Economists James Moberly and Sven Jari Stehn from Goldman Sachs have raised alarms over the looming uncertainty in global trade policies, drawing parallels to the volatility experienced in 2018 and 2019. They argue that Trump’s aggressive trade stance could reignite these uncertainties.

“Trump has pledged to impose an across-the-board 10% tariff on all US imports including from Europe,” Goldman Sachs outlined in a recent note.

The economists predict that the surge in trade policy uncertainty, which previously reduced Euro area industrial production by 2% in 2018-19, could now result in a 1% decline in Euro area gross domestic product.

Germany to bear the brunt, followed by Italy

Germany, Europe’s industrial powerhouse, is expected to bear the brunt of this impact.

“We estimate that the negative effects of trade policy uncertainty are larger in Germany than elsewhere in the Euro area, reflecting its greater openness and reliance on industrial activity,” Goldman Sachs explained.

The report highlighted that Germany’s industrial sector is more vulnerable to trade disruptions compared to other major Eurozone economies such as France.

After Germany, Italy and Finland are projected to be the second and third most affected countries respectively, due to the relatively higher weight of manufacturing activity in their economies.

According to a Eurostat study published in February 2024, Germany (€157.7 billion), Italy (€67.3 billion), and Ireland (€51.6 billion) were the three largest European Union exporters to the United States in 2023.

Germany also maintained the largest trade surplus (€85.8 billion), followed by Italy (€42.1 billion).

Defence, security pressures and financial condition shifts

A Trump victory would also be likely to bring renewed defence and security pressures to Europe.
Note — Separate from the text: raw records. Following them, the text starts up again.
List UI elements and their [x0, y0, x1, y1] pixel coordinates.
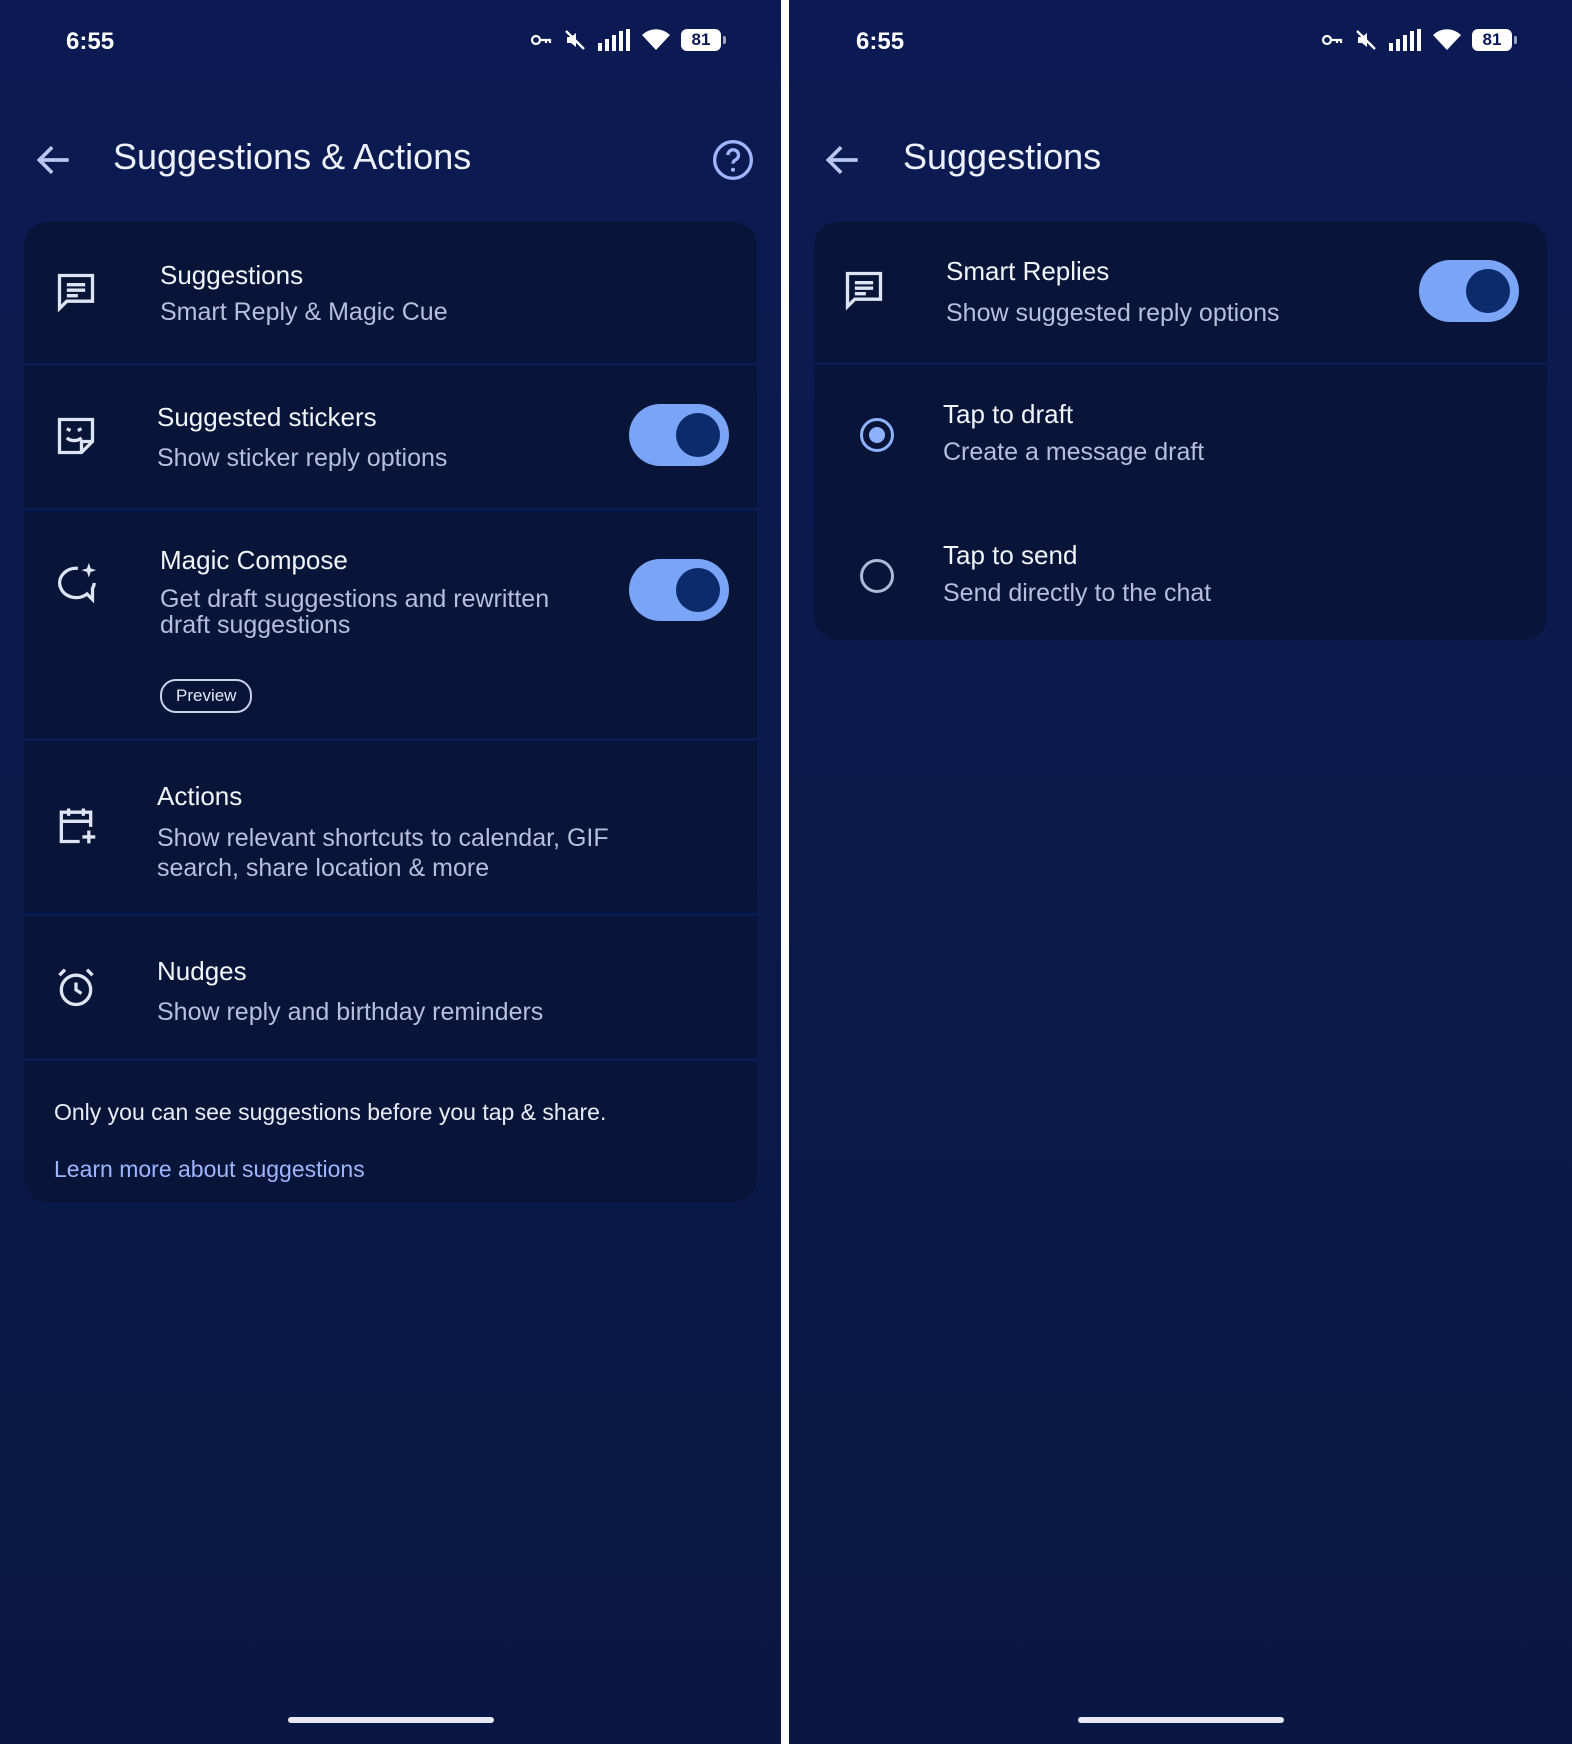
setting-title: Magic Compose: [160, 545, 348, 575]
vpn-key-icon: [530, 34, 552, 46]
radio-tap-to-draft[interactable]: [860, 418, 894, 452]
setting-subtitle: Show sticker reply options: [157, 444, 448, 472]
status-icons: 81: [529, 28, 726, 52]
option-subtitle: Send directly to the chat: [943, 579, 1212, 607]
mute-icon: [1356, 30, 1376, 50]
settings-screen-suggestions: 6:55 81 Suggestions Smart Replies Show s…: [789, 0, 1572, 1744]
setting-title: Suggestions: [160, 260, 304, 290]
signal-icon: [1389, 29, 1421, 51]
top-app-bar: Suggestions & Actions: [0, 120, 781, 200]
toggle-knob: [1466, 269, 1510, 313]
back-arrow-icon[interactable]: [32, 138, 76, 182]
sparkle-chat-icon: [58, 562, 97, 604]
magic-compose-toggle[interactable]: [629, 559, 729, 621]
setting-subtitle: Show reply and birthday reminders: [157, 998, 544, 1026]
status-bar: 6:55 81: [0, 0, 781, 90]
wifi-icon: [1433, 29, 1461, 50]
info-section: Only you can see suggestions before you …: [24, 1061, 757, 1202]
settings-screen-suggestions-actions: 6:55 81 Suggestions & Actions Suggestion…: [0, 0, 781, 1744]
setting-actions[interactable]: Actions Show relevant shortcuts to calen…: [24, 741, 757, 916]
option-title: Tap to draft: [943, 399, 1074, 429]
page-title: Suggestions: [903, 136, 1102, 177]
setting-subtitle: Smart Reply & Magic Cue: [160, 298, 448, 326]
option-title: Tap to send: [943, 540, 1078, 570]
alarm-clock-icon: [58, 968, 94, 1007]
top-app-bar: Suggestions: [789, 120, 1572, 200]
option-tap-to-send[interactable]: Tap to send Send directly to the chat: [814, 504, 1547, 640]
setting-title: Smart Replies: [946, 256, 1110, 286]
settings-list: Suggestions Smart Reply & Magic Cue Sugg…: [24, 222, 757, 1202]
message-lines-icon: [845, 271, 883, 311]
mute-icon: [565, 30, 585, 50]
setting-nudges[interactable]: Nudges Show reply and birthday reminders: [24, 916, 757, 1061]
setting-title: Actions: [157, 781, 243, 811]
setting-subtitle-line: Show relevant shortcuts to calendar, GIF: [157, 824, 609, 852]
page-title: Suggestions & Actions: [113, 136, 472, 177]
battery-indicator: 81: [1472, 29, 1517, 51]
setting-subtitle-line: search, share location & more: [157, 854, 490, 882]
home-indicator[interactable]: [1078, 1717, 1284, 1723]
home-indicator[interactable]: [288, 1717, 494, 1723]
setting-suggestions[interactable]: Suggestions Smart Reply & Magic Cue: [24, 222, 757, 366]
setting-subtitle: Show suggested reply options: [946, 299, 1280, 327]
help-icon[interactable]: [711, 138, 755, 182]
calendar-add-icon: [59, 808, 96, 844]
status-time: 6:55: [856, 28, 905, 55]
option-tap-to-draft[interactable]: Tap to draft Create a message draft: [814, 365, 1547, 504]
setting-subtitle-line: draft suggestions: [160, 611, 351, 639]
status-bar: 6:55 81: [789, 0, 1572, 90]
wifi-icon: [642, 29, 670, 50]
smart-replies-toggle[interactable]: [1419, 260, 1519, 322]
learn-more-link[interactable]: Learn more about suggestions: [54, 1156, 365, 1183]
setting-magic-compose[interactable]: Magic Compose Get draft suggestions and …: [24, 511, 757, 741]
radio-tap-to-send[interactable]: [860, 559, 894, 593]
sticker-icon: [57, 417, 95, 455]
preview-badge: Preview: [160, 679, 253, 713]
setting-title: Suggested stickers: [157, 402, 377, 432]
suggested-stickers-toggle[interactable]: [629, 404, 729, 466]
setting-subtitle-line: Get draft suggestions and rewritten: [160, 585, 550, 613]
vpn-key-icon: [1321, 34, 1343, 46]
toggle-knob: [676, 413, 720, 457]
back-arrow-icon[interactable]: [821, 138, 865, 182]
message-lines-icon: [57, 273, 95, 313]
info-text: Only you can see suggestions before you …: [54, 1099, 607, 1125]
option-subtitle: Create a message draft: [943, 438, 1205, 466]
status-icons: 81: [1320, 28, 1517, 52]
battery-indicator: 81: [681, 29, 726, 51]
toggle-knob: [676, 568, 720, 612]
setting-title: Nudges: [157, 956, 247, 986]
signal-icon: [598, 29, 630, 51]
status-time: 6:55: [66, 28, 115, 55]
Trump has consistently pushed for NATO members to meet their 2% GDP defence spending commitments. Currently, EU members spend about 1.75% of GDP on defence, necessitating an increase of 0.25% to meet the target.

Moreover, Trump has indicated that he might cease US military aid to Ukraine, compelling European nations to step in. The US currently allocates approximately €40bn annually (or 0.25% of EU GDP) for Ukrainian support. Consequently, meeting NATO’s 2% GDP defence spending requirement and offsetting the potential reduction in US military aid could cost the EU an additional 0.5% of GDP per year.

Additional economic shocks from Trump’s potential re-election include heightened US foreign demand due to tax cuts and the risk of tighter financial conditions driven by a stronger dollar.

However, Goldman Sachs believes that the benefits from a looser US fiscal policy would be marginal for the European economy, with by a mere 0.1% boost in economic activity.

“A Trump victory in the November election would likely come with significant financial market shifts,” Goldman Sachs wrote.

Reflecting on the aftermath of the 2016 election, long-term yields surged, equity prices soared, and the dollar appreciated significantly. Despite these movements, the Euro area Financial Conditions Index (FCI) only experienced a slight tightening, as a weaker euro counterbalanced higher interest rates and wider sovereign spreads.

In conclusion, Trump’s potential re-election could have far-reaching economic implications for Europe, exacerbating trade uncertainties and imposing new financial and defence burdens on the continent.